A grosso modo, tem o dobro da eficiência de um motor a diesel (50%) ou a gasolina (40%). Também pudera: o princípio de funcionamento dos motores a combustão não foi significativamente alterado desde sua criação, há mais de 130 anos. Basta lembrar do surrealismo de sua operação; os pistões, por exemplo, sobem e descem alternativamente dentro dos cilindros, atingindo velocidades acima de 100 km/hora em seu curso, estancam e param completamente quando chegam em cima ou em baixo e começam tudo de novo. Já se tentou aumentar sua eficiência com o pistão rotativo (Wankel), mas há dificuldades operacionais (mecânicas) difíceis de se resolver.

Várias outras tentativas de tornar o motor a combustão mais eficiente foram desenvolvidas nos últimos cem anos, com refinamentos mecânicos ou eletrônicos. Turbina, injeção direta, comandos variáveis, ciclo Miller ou Atkinson, compressão variável e muitos outros.
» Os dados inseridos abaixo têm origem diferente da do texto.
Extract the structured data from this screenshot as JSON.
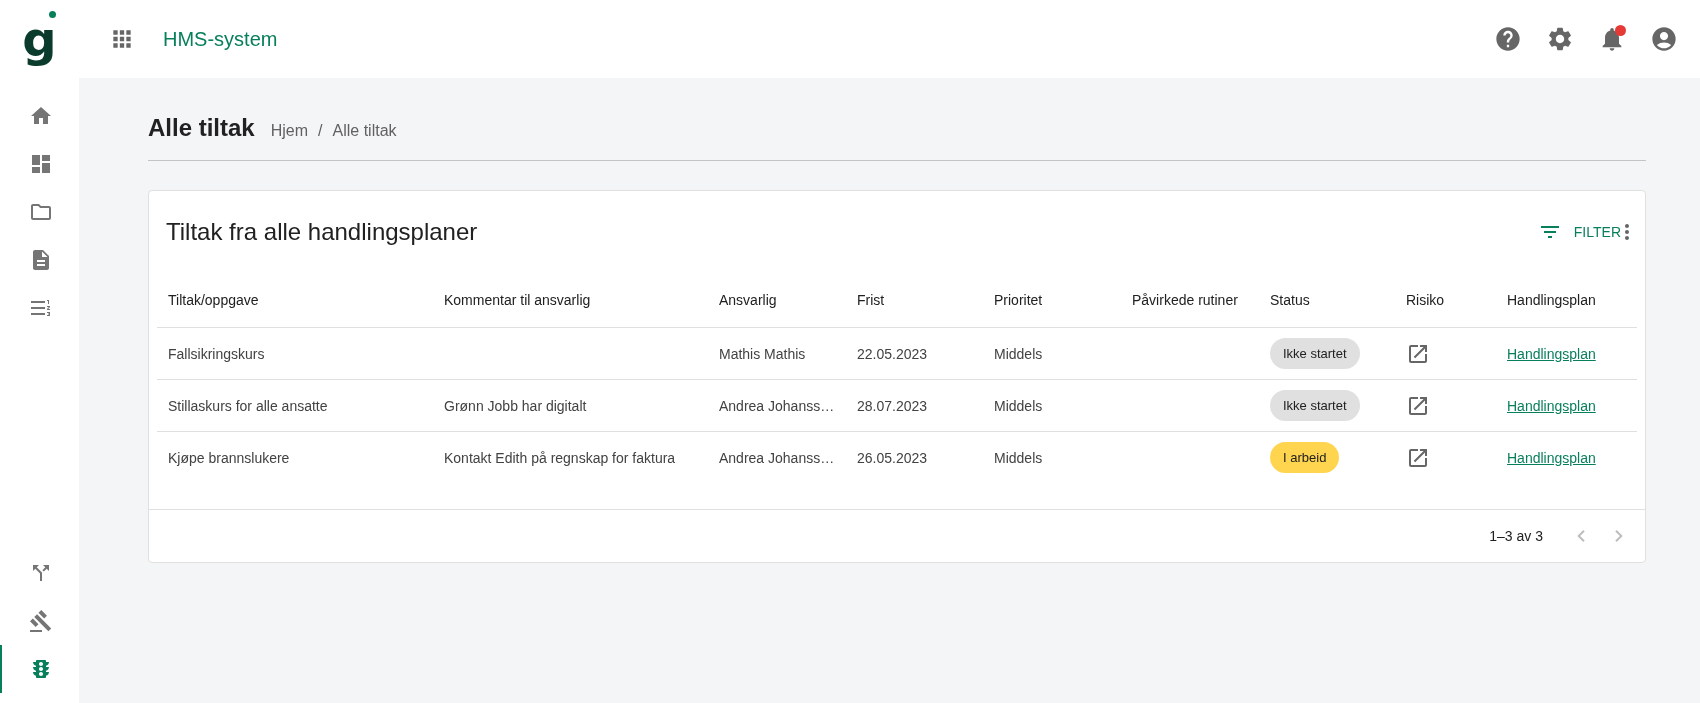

Mas o grande salto tecnológico ainda não foi conquistado: o motor adiabático, que não troca calor com o ambiente.

Não chega, portanto, a ser uma extravagância dizer que o motor é uma máquina excepcional como aparelho de calefação e que, como sub-produto, fornece também energia para movimentar o automóvel. Há quem diga que nossas gerações serão abominadas no futuro por termos queimado pelo escapamento e dissipado pelo radiador milhões de bilhões de litros de petróleo. Uma utilização mais que fuleira, apesar das possibilidades de sua utilização de forma bem mais nobre, como na petroquímica.